BEKASI — KOMPAS RAKYAT
Suasana Pengadilan Negeri (PN) Bekasi, Kamis 20 November 2025, mendadak tegang. Muhammad Syamsudin, Ketua DPC KAI Kabupaten Bekasi, berdiri di depan forum resmi dan melemparkan pertanyaan yang menggema di ruang sidang:
“Ada apa dengan Pengadilan Negeri Bekasi?”
Pernyataan itu bukan lontaran kosong. Hari itu, Syamsudin—yang bertindak sebagai kuasa hukum Ketua RT sekaligus pemilik tanah sah—menguliti satu per satu kejanggalan dalam rencana eksekusi lahan yang disebutnya penuh anomali prosedural dan cacat hukum yang tak bisa dianggap sepele.
Prosedur Dasar Tidak Dipenuhi: Panggilan Tak Pernah Diterima
Syamsudin membuka pernyataannya dengan fakta yang cukup mengguncang kredibilitas proses eksekusi:
Pemilik tanah tidak pernah menerima panggilan, undangan, atau pemberitahuan resmi apa pun dari pengadilan hingga hari ini.

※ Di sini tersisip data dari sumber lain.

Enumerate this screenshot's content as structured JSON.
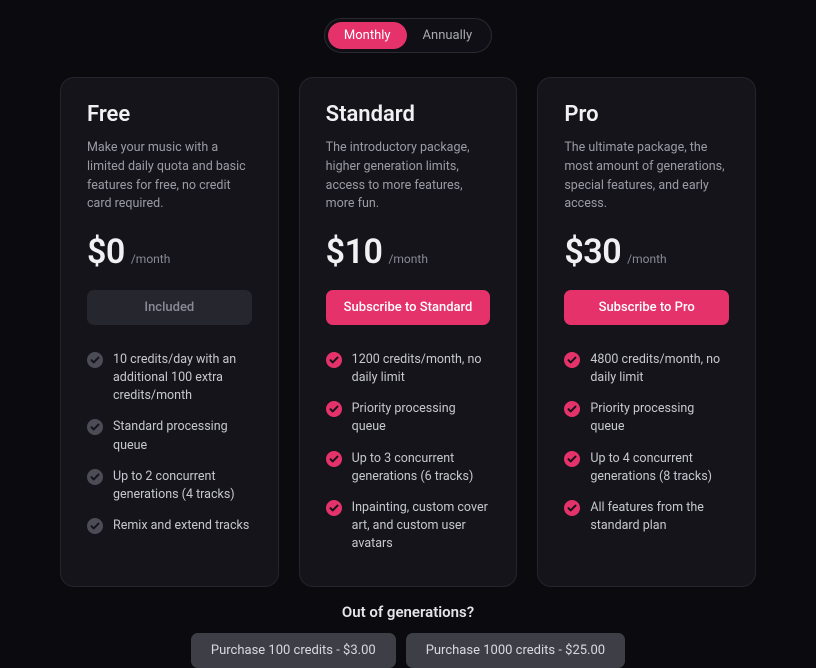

Tanpa pemanggilan sah, proses eksekusi tak ubahnya tindakan sepihak yang menabrak asas due process of law.
“Bagaimana pengadilan menjalankan eksekusi ketika prosedur paling mendasar pun tidak dipenuhi?” katanya.
Instansi Non-Yurisdiksi Ikut Dicantumkan: “Ini Bukan Salah Ketik, Ini Keanehan Struktural”
Syamsudin kemudian membeberkan kejanggalan yang lebih mencengangkan: undangan eksekusi mencantumkan institusi yang bahkan tidak berada dalam wilayah hukum Bekasi.
— Polres Bekasi, namun bukan Bekasi Kota.
— Kapolsek dari Jakarta Utara–Cilincing.
— Koramil Kalibaru Banyuwangi, ratusan kilometer dari objek perkara.
“Ini tidak logis. Ini bukan salah ketik. Ini keanehan struktural,” tegas Syamsudin.
Ia mempertanyakan motif dan mekanisme di balik pencantuman instansi-instansi yang tidak memiliki relevansi hukum tersebut.
Tanah Sah, Pajak Dibayar, Tidak Pernah Digugat
Objek tanah berada dalam penguasaan sah. Pajak dibayar rutin. Dan kontribusi lahannya masuk dalam APBD Kota Bekasi sebagai dasar pekerjaan infrastruktur.
Lebih jauh lagi: Pemilik sah tidak pernah menjadi tergugat dalam perkara pokok.
“Bagaimana tanah seseorang yang tidak pernah digugat bisa dieksekusi?” tanya Syamsudin.
Derden Verzet Sudah Teregister 17 November 2025 — Eksekusi Seharusnya Tertunda
Pada 17 November 2025, pihaknya mengajukan bantahan eksekusi (derden verzet) yang telah teregister dengan nomor:
581/Pdt.Bth/2025/PN Bks
Secara prosedural, hal itu otomatis menunda eksekusi.
Namun PN Bekasi justru tetap merencanakan eksekusi.
“Ini penyimpangan hukum acara. Jika aturan saja diabaikan, untuk apa peradilan berdiri?” kata Syamsudin.
Inkonsistensi Mencolok: Perkara 148 Justru Diterima
Syamsudin mengingatkan publik bahwa pada perkara 148/Pdt.Bth/2025/PN Bks, bantahan pihaknya diterima dan diputus pada 28 Oktober 2025.
“Kenapa sekarang berbeda? Apa standar hukum berubah-ubah di PN Bekasi?” sindirnya.
Pertanyaan Utama: Ada Apa di PN Bekasi?
Di hadapan para undangan dan awak media, Syamsudin kembali mengetuk pintu nurani lembaga peradilan:
“Ada apa dengan Pengadilan Negeri Bekasi?
Mengapa kejanggalan prosedural yang seharusnya tidak terjadi justru dilakukan oleh lembaga yang seharusnya menjadi penjaga keadilan?”
Desakan Resmi: Eksekusi Harus Dihentikan
Pada akhir pernyataannya, Syamsudin mendesak:
tunda,
hentikan, atau
cabut seluruh rangkaian eksekusi
hingga semua kejanggalan diperiksa secara terang, transparan, dan bertanggung jawab.
Penutup
“Pengadilan jangan menjadi sumber kekacauan hukum.
Pengadilan harus menjadi benteng keadilan.
Dan hari ini, PN Bekasi diuji apakah marwah itu masih melekat.”